Curioso. A partir de então, a sua ausência passou a ser sentida intensamente. E a sua presença, que anteriormente era rechaçada, passou a ser intensamente desejada. Tanto que várias pessoas relatavam terem visto algumas vezes, em fins de tarde ou logo ao alvorecer, uma estranha figura caminhando sobre as bordas dos canais, no trecho de areia entre o jardim e a água. Às vezes a mesma figura aparecia caminhando sobre a mureta na Ponta da Praia, num passo compassado e tranquilo que contrastava com o risco de queda sobre as pedras. Era o Anjo, não havia dúvida, confirmavam todos. Uma silhueta esguia, usando chapéu e vestindo sobretudo, mãos nos bolsos. Mas, ainda segundo os relatos, sempre que alguém se aproximava, a figura desaparecia misteriosamente. Evanescia, como já vinha sendo observado há algum tempo. Alguns relatos, entretanto, diziam que o seu reflexo nas águas do canal permanecia, apesar da figura real, ou o que quer que fosse, não ser mais visível. Foi só a partir disso que o Anjo começou a sair da região de sombra humana em que o haviam colocado. O primeiro indício de seu retorno sobre-humano - ou melhor, de evidências registradas de sua presença - aconteceu justamente com um guarda-livros. Não com um contabilista tradicional, um contador. Ou era isso e mais. Mais do que isso, um cantador. O Guarda-Livros cantador. Que de repente pareceu ter perdido o controle da escrita, ao redigir suas anotações, registros, poemas, contos e cantos. No lugar de reflexões em primeira ou mesmo de terceira pessoa, como era hábito, suas mãos passaram a rabiscar no papel um estranho colóquio, em que uma segunda pessoa lhe dizia o que via, ouvia, fazia, pensava, imaginava. E, em certos momentos, antecipava os fatos que iria viver ou presenciar. Como contador, lançava o passado. Cantador, lincava o futuro. Em sua primeira manifestação, o Anjo ditou uma espécie de mensagem em versos, a que deu o título de Sete Fluxos da Memória, na qual fazia um inusitado vínculo entre esse simples guarda-livros e uma figura histórica da música ocidental, separados por um lapso de mil anos. E estabelecia uma curiosa associação entre as sete notas musicais e os canais de saneamento de Santos.

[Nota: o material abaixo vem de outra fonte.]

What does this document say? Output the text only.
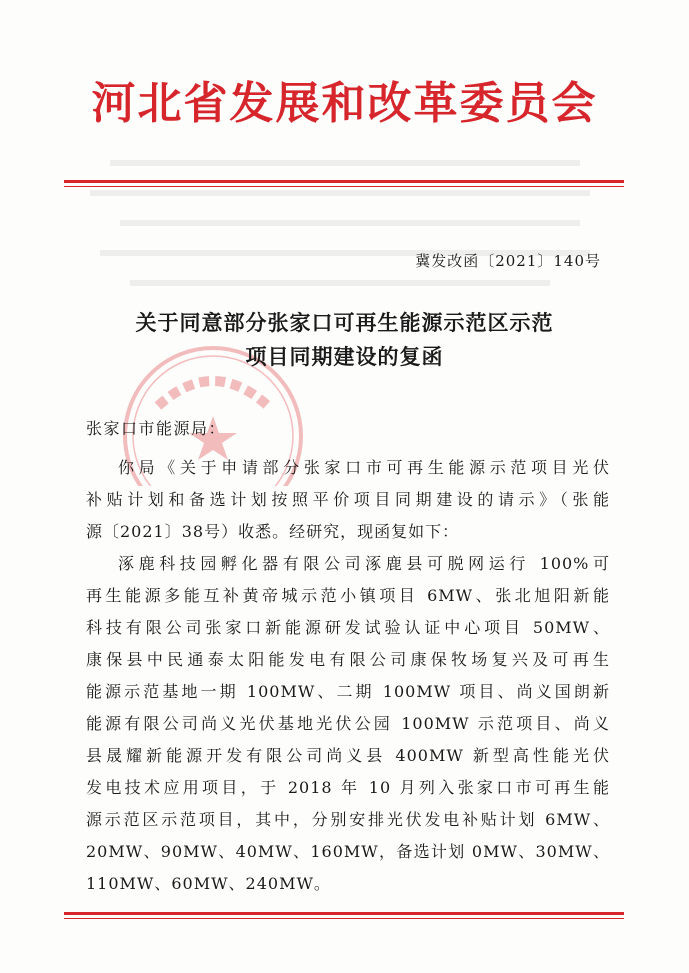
河北省发展和改革委员会
冀发改函〔2021〕140号
关于同意部分张家口可再生能源示范区示范
项目同期建设的复函
张家口市能源局：
你局《关于申请部分张家口市可再生能源示范项目光伏
补贴计划和备选计划按照平价项目同期建设的请示》（张能
源〔2021〕38号）收悉。经研究，现函复如下：
涿鹿科技园孵化器有限公司涿鹿县可脱网运行 100%可
再生能源多能互补黄帝城示范小镇项目 6MW、张北旭阳新能
科技有限公司张家口新能源研发试验认证中心项目 50MW、
康保县中民通泰太阳能发电有限公司康保牧场复兴及可再生
能源示范基地一期 100MW、二期 100MW 项目、尚义国朗新
能源有限公司尚义光伏基地光伏公园 100MW 示范项目、尚义
县晟耀新能源开发有限公司尚义县 400MW 新型高性能光伏
发电技术应用项目，于 2018 年 10 月列入张家口市可再生能
源示范区示范项目，其中，分别安排光伏发电补贴计划 6MW、
20MW、90MW、40MW、160MW，备选计划 0MW、30MW、
110MW、60MW、240MW。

A partir de então, passou a ser conhecido como o Anjo do Guarda-Livros. Afinal, ninguém sabia mesmo qual era o seu nome. E com essa denominação virou uma das grandes referências, talvez a maior, da Costa Mater. Tanto que ocupa, no Museu de Imagens e de Sombras, posição de destaque junto à entrada principal, o portal.
As pessoas de fora, ao visitarem o Museu, estranham muito, quando tomam conhecimento da história e da importância do Anjo, e percebem que não existe nenhuma imagem, escultura, herma ou busto ali no saguão. Parecem ficar mais tranquilizadas, ou conformadas talvez, se não mais perplexas, quando são informadas de que, assim como o Anjo, discreto como sempre, todos os objetos e figuras que ali foram colocados para representá-lo acabaram, com o tempo, evanescendo.

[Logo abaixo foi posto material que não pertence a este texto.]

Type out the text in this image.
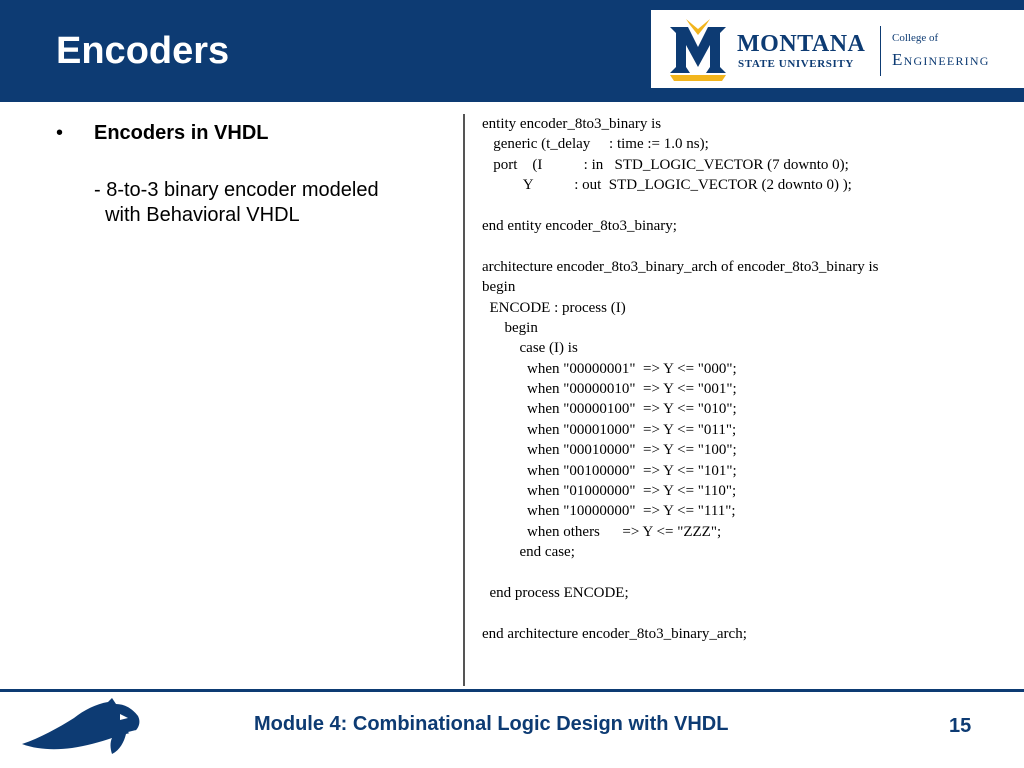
Encoders	MONTANA
STATE UNIVERSITY
College of
Engineering
• Encoders in VHDL
- 8-to-3 binary encoder modeled
with Behavioral VHDL
entity encoder_8to3_binary is
generic (t_delay     : time := 1.0 ns);
port    (I           : in   STD_LOGIC_VECTOR (7 downto 0);
Y           : out  STD_LOGIC_VECTOR (2 downto 0) );
end entity encoder_8to3_binary;
architecture encoder_8to3_binary_arch of encoder_8to3_binary is
begin
ENCODE : process (I)
begin
case (I) is
when "00000001"  => Y <= "000";
when "00000010"  => Y <= "001";
when "00000100"  => Y <= "010";
when "00001000"  => Y <= "011";
when "00010000"  => Y <= "100";
when "00100000"  => Y <= "101";
when "01000000"  => Y <= "110";
when "10000000"  => Y <= "111";
when others      => Y <= "ZZZ";
end case;
end process ENCODE;
end architecture encoder_8to3_binary_arch;
Module 4: Combinational Logic Design with VHDL	15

Depois de muito tempo, alguém teve a ideia de espalhar areia em uma área do saguão, e com uma vara transcrever na areia aquele primeiro texto. Isso foi feito mas, do mesmo modo, os grãos foram se dissipando, mesmo ao abrigo do vento, e as palavras desapareceram. Tomaram então a decisão de reescrever eternamente o texto. Tão logo o texto sumia, alguém - qualquer pessoa da comunidade - tomava o cajado nas mãos, e passava a rabiscar as palavras, que todos, afinal, já sabiam de cor.